Они подошли к крыльцу.
– Чувствую… – торопился досказать Обломов и остановился.
Она медленно, как будто с трудом, всходила по ступеням.
– Туже музыку… то же… волнение… то же… чув… простите, простите – ей-богу, не могу сладить с собой…
– М-r
Она, не оборачиваясь, протянула ему назад руку; он схватил ее, поцеловал в ладонь; она тихо сжала его губы и мгновенно порхнула в стеклянную дверь, а он остался как вкопанный.
<…>
– Что со мной? – в раздумье спросил будто себя Обломов.
– Сказать что?
– Скажите.
– Вы… влюблены.
– Да, конечно, – подтвердил он, отрывая ее руку от канвы, и не поцеловал, а только крепко прижал ее пальцы к губам и располагал, кажется, держать так долго.
Она пробовала тихонько отнять, но он крепко держал.
– Ну, пустите, довольно, – сказала она.
– А вы? – спросил он. – Вы… не влюблены…
– Влюблена, нет… я не люблю этого: я вас люблю! – сказала она и поглядела на него долго, как будто поверяла и себя, точно ли она любит.
– Лю… блю! – произнес Обломов. – Но ведь любить можно мать, отца, няньку, даже собачонку: все это покрывается общим, собирательным понятием “люблю”, как старым…
– Халатом? – сказала она засмеявшись. – A propos [6] , где ваш халат?
– Какой халат? У меня никакого не было.
Она посмотрела на него с улыбкой упрека.
– Вот вы о старом халате! – сказал он. – Я жду, душа замерла у меня от нетерпения слышать, как из сердца у вас порывается чувство, каким именем назовете вы эти порывы, а вы… бог с вами, Ольга! Да, я влюблен в вас и говорю, что без этого нет и прямой любви: ни в отца, ни в мать, ни в няньку не влюбляются, а любят их…
6
Кстати (франц.).
– Не знаю, – говорила она задумчиво, как будто вникая в себя и стараясь уловить, что в ней происходит. – Не знаю, влюблена ли я в вас; если нет, то, может быть, не наступила еще минута; знаю только одно, что я так не любила ни отца, ни мать, ни няньку…
– Какая же разница?

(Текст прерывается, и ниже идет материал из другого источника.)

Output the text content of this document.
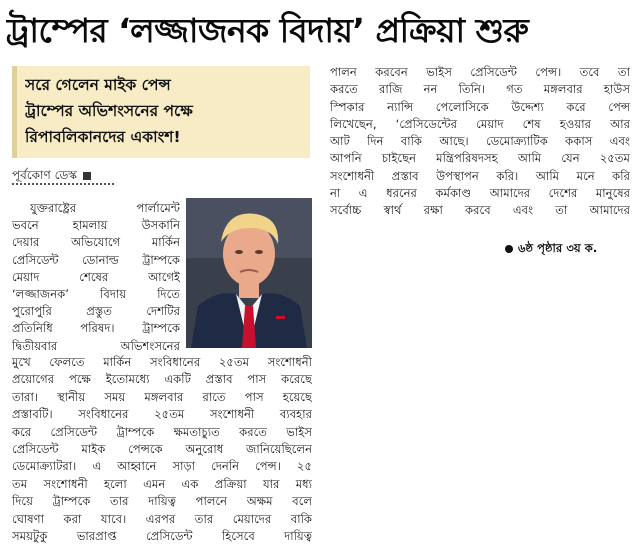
ট্রাম্পের ‘লজ্জাজনক বিদায়’ প্রক্রিয়া শুরু
সরে গেলেন মাইক পেন্স
ট্রাম্পের অভিশংসনের পক্ষে
রিপাবলিকানদের একাংশ!
পূর্বকোণ ডেস্ক
যুক্তরাষ্ট্রের পার্লামেন্ট
ভবনে হামলায় উসকানি
দেয়ার অভিযোগে মার্কিন
প্রেসিডেন্ট ডোনাল্ড ট্রাম্পকে
মেয়াদ শেষের আগেই
‘লজ্জাজনক’ বিদায় দিতে
পুরোপুরি প্রস্তুত দেশটির
প্রতিনিধি পরিষদ। ট্রাম্পকে
দ্বিতীয়বার অভিশংসনের
মুখে ফেলতে মার্কিন সংবিধানের ২৫তম সংশোধনী
প্রয়োগের পক্ষে ইতোমধ্যে একটি প্রস্তাব পাস করেছে
তারা। স্থানীয় সময় মঙ্গলবার রাতে পাস হয়েছে
প্রস্তাবটি। সংবিধানের ২৫তম সংশোধনী ব্যবহার
করে প্রেসিডেন্ট ট্রাম্পকে ক্ষমতাচ্যুত করতে ভাইস
প্রেসিডেন্ট মাইক পেন্সকে অনুরোধ জানিয়েছিলেন
ডেমোক্র্যাটরা। এ আহ্বানে সাড়া দেননি পেন্স। ২৫
তম সংশোধনী হলো এমন এক প্রক্রিয়া যার মধ্য
দিয়ে ট্রাম্পকে তার দায়িত্ব পালনে অক্ষম বলে
ঘোষণা করা যাবে। এরপর তার মেয়াদের বাকি
সময়টুকু ভারপ্রাপ্ত প্রেসিডেন্ট হিসেবে দায়িত্ব
পালন করবেন ভাইস প্রেসিডেন্ট পেন্স। তবে তা
করতে রাজি নন তিনি। গত মঙ্গলবার হাউস
স্পিকার ন্যান্সি পেলোসিকে উদ্দেশ্য করে পেন্স
লিখেছেন, ‘প্রেসিডেন্টের মেয়াদ শেষ হওয়ার আর
আট দিন বাকি আছে। ডেমোক্র্যাটিক ককাস এবং
আপনি চাইছেন মন্ত্রিপরিষদসহ আমি যেন ২৫তম
সংশোধনী প্রস্তাব উপস্থাপন করি। আমি মনে করি
না এ ধরনের কর্মকাণ্ড আমাদের দেশের মানুষের
সর্বোচ্চ স্বার্থ রক্ষা করবে এবং তা আমাদের
৬ষ্ঠ পৃষ্ঠার ৩য় ক.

Чувствуете ли вы что-нибудь особенное!.. – добивался он.
– А вам хочется знать? – спросила она лукаво.
– Да, да, да! Неужели у вас нет потребности высказаться?
– А зачем вам хочется знать?
– Чтоб поминутно жить этим: сегодня, всю ночь, завтра – до нового свидания… Я только тем и живу.
– Вот видите, вам нужно обновлять каждый день запас вашей нежности! Вот где разница между влюбленным и любящим. Я…
– Вы?.. – нетерпеливо ждал он.
– Я люблю иначе, – сказала она, опрокидываясь спиной на скамью и блуждая глазами в несущихся облаках. – Мне без вас скучно; расставаться с вами ненадолго – жаль, надолго – больно. Я однажды навсегда узнала, увидела и верю, что вы меня любите, – и счастлива, хоть не повторяйте мне никогда, что любите меня. Больше и лучше любить я не умею.